Meisjes waren we, hyperromantische meisjes.
We droegen heus wel tuinbroeken, maar liever nog bloesjes met kantjes. En de helft van de tijd praatten we over jongens.
Laura of Annabel
Hoe het zou zijn, onze eerste zoen, wie van ons twee het eerst, op wie we allemaal verliefd… Ook tekenden we regelmatig trouwjurken en vertelden elkaar over onze toekomstige dochters die lange haren zouden hebben en misschien wel Laura heetten of Annabel.
Ik zette de droom consequent door, en trouwde met de jeugdliefde die op zijn witte paard voorbij was gekomen en mij uiteindelijk ten huwelijk vroeg in de sneeuw. We trouwden in de overtreffende trap, ik in een witte jurk van voile, reuze sprookjesachtig.

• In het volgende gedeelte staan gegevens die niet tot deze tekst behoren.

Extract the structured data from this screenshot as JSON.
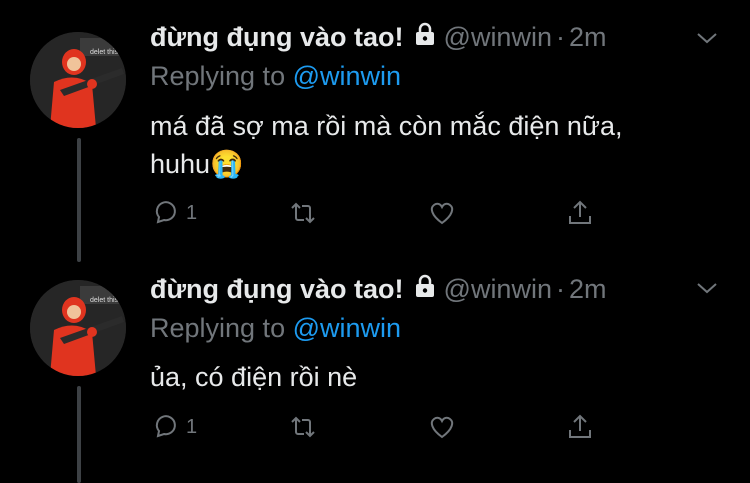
{
  "tweets": [
    {
      "display_name": "đừng đụng vào tao!",
      "handle": "@winwin",
      "separator": "·",
      "time": "2m",
      "replying_prefix": "Replying to ",
      "replying_to": "@winwin",
      "text_line1": "má đã sợ ma rồi mà còn mắc điện nữa,",
      "text_line2": "huhu",
      "emoji": "😭",
      "reply_count": "1",
      "avatar_caption": "delet this"
    },
    {
      "display_name": "đừng đụng vào tao!",
      "handle": "@winwin",
      "separator": "·",
      "time": "2m",
      "replying_prefix": "Replying to ",
      "replying_to": "@winwin",
      "text_line1": "ủa, có điện rồi nè",
      "reply_count": "1",
      "avatar_caption": "delet this"
    }
  ],
  "icons": {
    "lock": "lock-icon",
    "chevron": "chevron-down-icon",
    "reply": "reply-icon",
    "retweet": "retweet-icon",
    "like": "heart-icon",
    "share": "share-icon"
  },
  "colors": {
    "background": "#000000",
    "text": "#e7e9ea",
    "muted": "#71767b",
    "accent": "#1d9bf0",
    "avatar_figure": "#e0341f"
  }
}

Mijn vriendin Mylou was getuige.
Zelf maakte zij ondertussen kennis met de meer grillige kanten van de liefde. Jaar in jaar uit leefde ik met haar mee: overrompeld, verbijsterd, verdrietig. Eén keer leek het er op dat de trouwjurk besteld kon worden, ik boekte alvast mijn ticket vanuit Spanje. Op de valreep liep het anders.
Mylou geloofde allang niet meer in sprookjes, toen mijn eigen liefde anders eindigde dan ‘tot de dood ons scheidt’. Ik weet niet wat ik in die tijd had moeten doen zonder haar.
Getuige
En nu, afgelopen weekend, stond ze zelf voor de ambtenaar van de burgerlijke stand. Wijs en ervaren, met beide benen op de grond. Maar wel in die romantische witte jurk. Ik stond naast haar als getuige, samen met Esther, en het was precies zoals we vroeger altijd hadden gefantaseerd.